10. Orbene, il ricorrente ha portato in giudizio, avanti alla Corte d’appello di Venezia l’esistenza di un danno “a valle” (in conseguenza del contratto, oggetto di esame in questa sede) per effetto dell’intesa vietata (“a monte”), tenuto conto, da un lato che, di fronte ad un’intesa restrittiva della liberta’ di concorrenza, il consumatore, acquirente finale del prodotto offerto dal mercato, vede svilito (se non calpestato) il proprio diritto ad una scelta effettiva tra prodotti in concorrenza e, dall’altro, che il cosiddetto contratto “a valle” costituisce lo sbocco dell’intesa vietata, essenziale a realizzarne e ad attuarne gli effetti.
10.1. La richiesta giudiziale del consumatore (ossia, in primis, la possibilita’ di accertare la nullita’ dell’accordo contrattuale) e’ stata radicalmente esclusa dalla Corte territoriale in quanto esso era anteriore (sia pure di pochi mesi) all’esito dell’istruttoria condotta e solo il mancato adeguamento dell’ABI, nella predisposizione delle NBU, dovrebbe dirsi atto omissivo illegittimo e potrebbe costituire un comportamento idoneo a determinare la nullita’ dei contratti stipulati successivamente alla pronuncia del controllore pubblico, ove non derogato dall’istituto di credito in specifiche fattispecie negoziali.
11. Ma tale ragionamento e’ errato in quanto istituisce una sorta di potere di prescrizione, necessario e pregiudiziale rispetto ad ogni accertamento del giudice, da parte dell’autorita’ garante rispetto ai comportamenti svolti in facto dai soggetti da essa vigilati che non trova riscontro in nessuna previsione di legge ne’ nei principi regolatori della materia.

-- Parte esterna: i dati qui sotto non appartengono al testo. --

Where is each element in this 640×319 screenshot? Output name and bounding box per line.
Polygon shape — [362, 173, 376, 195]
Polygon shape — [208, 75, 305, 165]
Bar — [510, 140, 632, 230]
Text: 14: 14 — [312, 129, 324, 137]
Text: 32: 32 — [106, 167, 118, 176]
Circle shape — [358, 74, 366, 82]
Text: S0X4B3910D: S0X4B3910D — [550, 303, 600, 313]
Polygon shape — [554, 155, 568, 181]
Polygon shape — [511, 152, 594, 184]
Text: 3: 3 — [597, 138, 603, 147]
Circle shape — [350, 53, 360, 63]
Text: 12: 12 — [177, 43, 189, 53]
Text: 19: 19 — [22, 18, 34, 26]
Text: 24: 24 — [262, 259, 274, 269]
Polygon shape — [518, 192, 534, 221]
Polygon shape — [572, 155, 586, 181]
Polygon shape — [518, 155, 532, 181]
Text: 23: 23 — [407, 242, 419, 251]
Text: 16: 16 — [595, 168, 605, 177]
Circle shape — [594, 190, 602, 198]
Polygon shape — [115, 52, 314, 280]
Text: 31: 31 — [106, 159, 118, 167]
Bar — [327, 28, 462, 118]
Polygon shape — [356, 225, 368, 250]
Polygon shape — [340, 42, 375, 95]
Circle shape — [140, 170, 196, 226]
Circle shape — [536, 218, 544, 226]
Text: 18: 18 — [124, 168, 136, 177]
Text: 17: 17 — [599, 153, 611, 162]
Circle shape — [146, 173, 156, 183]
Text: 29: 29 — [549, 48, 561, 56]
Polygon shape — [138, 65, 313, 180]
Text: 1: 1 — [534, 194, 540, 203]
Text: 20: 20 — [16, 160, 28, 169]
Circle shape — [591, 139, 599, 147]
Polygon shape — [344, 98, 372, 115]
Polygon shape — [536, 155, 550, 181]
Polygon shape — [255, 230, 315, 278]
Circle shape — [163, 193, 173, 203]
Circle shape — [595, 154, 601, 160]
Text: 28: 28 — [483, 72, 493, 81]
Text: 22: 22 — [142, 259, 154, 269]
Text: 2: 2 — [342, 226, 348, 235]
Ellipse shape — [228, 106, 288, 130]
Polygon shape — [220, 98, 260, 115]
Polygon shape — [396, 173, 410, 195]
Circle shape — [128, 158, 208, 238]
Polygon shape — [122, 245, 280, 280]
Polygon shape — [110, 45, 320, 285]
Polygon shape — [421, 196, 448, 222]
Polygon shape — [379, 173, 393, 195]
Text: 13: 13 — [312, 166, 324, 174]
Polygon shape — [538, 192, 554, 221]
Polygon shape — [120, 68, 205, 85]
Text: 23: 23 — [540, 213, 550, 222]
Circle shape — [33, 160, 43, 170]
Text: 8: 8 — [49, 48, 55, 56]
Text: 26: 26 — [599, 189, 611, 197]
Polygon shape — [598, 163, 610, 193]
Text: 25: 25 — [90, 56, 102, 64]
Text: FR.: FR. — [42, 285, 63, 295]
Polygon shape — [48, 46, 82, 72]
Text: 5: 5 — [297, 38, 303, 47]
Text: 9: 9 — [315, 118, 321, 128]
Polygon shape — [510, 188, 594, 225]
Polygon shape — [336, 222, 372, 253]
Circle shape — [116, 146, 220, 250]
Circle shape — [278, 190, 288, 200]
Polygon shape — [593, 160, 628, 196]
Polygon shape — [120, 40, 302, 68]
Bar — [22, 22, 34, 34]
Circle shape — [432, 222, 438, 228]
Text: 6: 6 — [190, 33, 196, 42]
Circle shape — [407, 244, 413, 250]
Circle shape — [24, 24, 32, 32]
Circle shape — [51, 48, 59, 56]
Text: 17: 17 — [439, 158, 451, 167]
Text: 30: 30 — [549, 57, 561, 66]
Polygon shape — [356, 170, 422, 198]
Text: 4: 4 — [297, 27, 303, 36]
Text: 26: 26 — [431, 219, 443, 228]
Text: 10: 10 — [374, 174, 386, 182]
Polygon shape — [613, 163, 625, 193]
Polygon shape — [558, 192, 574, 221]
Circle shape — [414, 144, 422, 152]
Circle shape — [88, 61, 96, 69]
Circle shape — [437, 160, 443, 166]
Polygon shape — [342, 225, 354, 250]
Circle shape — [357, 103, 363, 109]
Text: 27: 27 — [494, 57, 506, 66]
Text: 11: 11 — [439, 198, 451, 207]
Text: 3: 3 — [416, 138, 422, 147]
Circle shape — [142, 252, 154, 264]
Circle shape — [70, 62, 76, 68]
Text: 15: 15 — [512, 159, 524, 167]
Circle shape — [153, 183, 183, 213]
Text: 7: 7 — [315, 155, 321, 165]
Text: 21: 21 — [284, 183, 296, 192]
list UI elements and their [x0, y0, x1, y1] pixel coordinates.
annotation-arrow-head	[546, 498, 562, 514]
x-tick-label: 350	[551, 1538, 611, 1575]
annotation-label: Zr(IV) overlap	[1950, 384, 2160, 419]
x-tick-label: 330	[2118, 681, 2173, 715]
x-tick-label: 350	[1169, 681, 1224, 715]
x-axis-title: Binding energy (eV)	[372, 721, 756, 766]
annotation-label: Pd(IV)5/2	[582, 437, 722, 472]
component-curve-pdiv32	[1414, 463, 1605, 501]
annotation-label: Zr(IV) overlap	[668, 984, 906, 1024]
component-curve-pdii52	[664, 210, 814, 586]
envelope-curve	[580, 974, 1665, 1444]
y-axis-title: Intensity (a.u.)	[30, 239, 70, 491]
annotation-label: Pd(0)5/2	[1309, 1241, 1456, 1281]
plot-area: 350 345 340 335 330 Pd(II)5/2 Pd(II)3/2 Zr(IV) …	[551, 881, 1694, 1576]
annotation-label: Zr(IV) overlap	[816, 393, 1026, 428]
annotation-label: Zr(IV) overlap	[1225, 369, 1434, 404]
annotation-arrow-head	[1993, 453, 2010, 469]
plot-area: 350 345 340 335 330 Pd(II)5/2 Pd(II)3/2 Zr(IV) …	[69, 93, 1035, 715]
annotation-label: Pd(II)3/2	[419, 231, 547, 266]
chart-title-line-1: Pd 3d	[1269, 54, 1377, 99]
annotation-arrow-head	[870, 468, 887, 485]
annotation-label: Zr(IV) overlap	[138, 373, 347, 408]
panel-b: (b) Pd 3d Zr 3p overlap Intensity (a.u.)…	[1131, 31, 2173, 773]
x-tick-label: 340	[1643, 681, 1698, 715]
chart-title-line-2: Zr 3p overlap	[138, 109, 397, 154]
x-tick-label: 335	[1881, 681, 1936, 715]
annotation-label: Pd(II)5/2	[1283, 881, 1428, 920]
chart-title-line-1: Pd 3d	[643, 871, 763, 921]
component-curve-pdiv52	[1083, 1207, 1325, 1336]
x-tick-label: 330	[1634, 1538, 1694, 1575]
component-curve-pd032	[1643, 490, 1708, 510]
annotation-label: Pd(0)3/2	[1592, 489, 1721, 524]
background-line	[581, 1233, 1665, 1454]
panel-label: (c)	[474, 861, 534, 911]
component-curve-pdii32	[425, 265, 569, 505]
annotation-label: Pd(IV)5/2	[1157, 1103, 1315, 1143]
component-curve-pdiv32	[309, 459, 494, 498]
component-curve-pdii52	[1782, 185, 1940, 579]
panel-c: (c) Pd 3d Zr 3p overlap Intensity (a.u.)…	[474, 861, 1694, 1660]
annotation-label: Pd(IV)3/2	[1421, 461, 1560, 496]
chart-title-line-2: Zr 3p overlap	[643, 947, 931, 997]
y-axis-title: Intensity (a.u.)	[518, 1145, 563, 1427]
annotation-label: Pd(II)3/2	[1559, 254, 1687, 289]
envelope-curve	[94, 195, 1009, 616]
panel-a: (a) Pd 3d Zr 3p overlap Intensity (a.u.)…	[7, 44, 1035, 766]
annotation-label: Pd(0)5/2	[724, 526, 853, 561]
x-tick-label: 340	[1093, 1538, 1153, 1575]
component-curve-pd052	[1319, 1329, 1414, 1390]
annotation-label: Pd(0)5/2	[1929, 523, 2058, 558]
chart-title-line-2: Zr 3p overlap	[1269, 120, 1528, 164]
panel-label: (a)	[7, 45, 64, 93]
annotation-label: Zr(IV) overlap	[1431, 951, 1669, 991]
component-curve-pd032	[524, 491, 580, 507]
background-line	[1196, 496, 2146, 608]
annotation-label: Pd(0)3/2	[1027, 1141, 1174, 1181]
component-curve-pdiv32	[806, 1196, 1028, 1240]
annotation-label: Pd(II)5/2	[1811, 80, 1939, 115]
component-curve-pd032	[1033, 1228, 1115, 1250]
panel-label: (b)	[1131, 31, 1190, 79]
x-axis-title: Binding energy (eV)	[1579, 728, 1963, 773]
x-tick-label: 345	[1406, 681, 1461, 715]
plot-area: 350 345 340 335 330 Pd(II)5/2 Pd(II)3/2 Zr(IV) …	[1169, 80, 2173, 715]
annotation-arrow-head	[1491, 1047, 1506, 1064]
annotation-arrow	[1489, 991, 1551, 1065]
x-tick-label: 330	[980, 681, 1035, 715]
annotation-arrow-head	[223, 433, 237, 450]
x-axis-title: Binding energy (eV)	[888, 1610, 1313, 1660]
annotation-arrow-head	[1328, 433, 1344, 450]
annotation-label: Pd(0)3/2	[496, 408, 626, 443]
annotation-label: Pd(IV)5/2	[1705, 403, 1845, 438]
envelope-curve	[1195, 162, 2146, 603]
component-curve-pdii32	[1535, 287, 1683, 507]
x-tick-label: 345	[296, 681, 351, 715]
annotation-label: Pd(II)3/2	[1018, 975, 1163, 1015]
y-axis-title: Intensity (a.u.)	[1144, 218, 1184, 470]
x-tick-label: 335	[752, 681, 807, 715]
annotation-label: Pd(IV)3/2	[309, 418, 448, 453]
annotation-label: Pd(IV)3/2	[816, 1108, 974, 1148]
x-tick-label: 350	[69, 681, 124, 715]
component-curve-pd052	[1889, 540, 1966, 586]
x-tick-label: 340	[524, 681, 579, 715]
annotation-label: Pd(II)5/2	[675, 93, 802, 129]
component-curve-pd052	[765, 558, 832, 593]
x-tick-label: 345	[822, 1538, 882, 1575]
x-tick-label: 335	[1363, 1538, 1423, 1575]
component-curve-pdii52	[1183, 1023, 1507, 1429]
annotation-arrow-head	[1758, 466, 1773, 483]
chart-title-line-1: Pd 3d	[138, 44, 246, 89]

11.1. Questa Suprema Corte regolatrice (Cass. Sez. 1, Sentenza n. 827 del 1999) ha precisato che la L. n. 287 del 1990, articolo 2, (la cosiddetta legge “antitrust”), “allorche’ dispone che siano nulle ad ogni effetto le “intese” fra imprese che abbiano ad oggetto o per effetto di impedire, restringere o falsare in modo consistente il gioco della concorrenza all’interno del mercato nazionale o in una sua parte rilevante, non ha inteso riferirsi solo alle “intese” in quanto contratti in senso tecnico ovvero negozi giuridici consistenti in manifestazioni di volonta” tendenti a realizzare una funzione specifica attraverso un particolare “voluto”. Il legislatore – infatti – con la suddetta disposizione normativa ha inteso – in realta’ ed in senso piu’ ampio proibire il fatto della distorsione della concorrenza, in quanto si renda conseguenza di un perseguito obiettivo di coordinare, verso un comune interesse, le attivita’ economiche; il che puo’ essere il frutto anche di comportamenti “non contrattuali” o “non negoziali”. Si rendono – cosi’ – rilevanti qualsiasi condotta di mercato (anche realizzantesi in forme che escludono una caratterizzazione negoziale) purche’ con la consapevole partecipazione di almeno due imprese, nonche’ anche le fattispecie in cui il meccanismo di “intesa” rappresenti il risultato del ricorso a schemi giuridici meramente “unilaterali”. Da cio’ consegue che, allorche’ l’articolo in questione stabilisce la nullita’ delle “intese”, non abbia inteso dar rilevanza esclusivamente all’eventuale negozio giuridico originario postosi all’origine della successiva sequenza comportamentale, ma a tutta la piu’ complessiva situazione – anche successiva al negozio originario la quale – in quanto tale – realizzi un ostacolo al gioco della concorrenza”.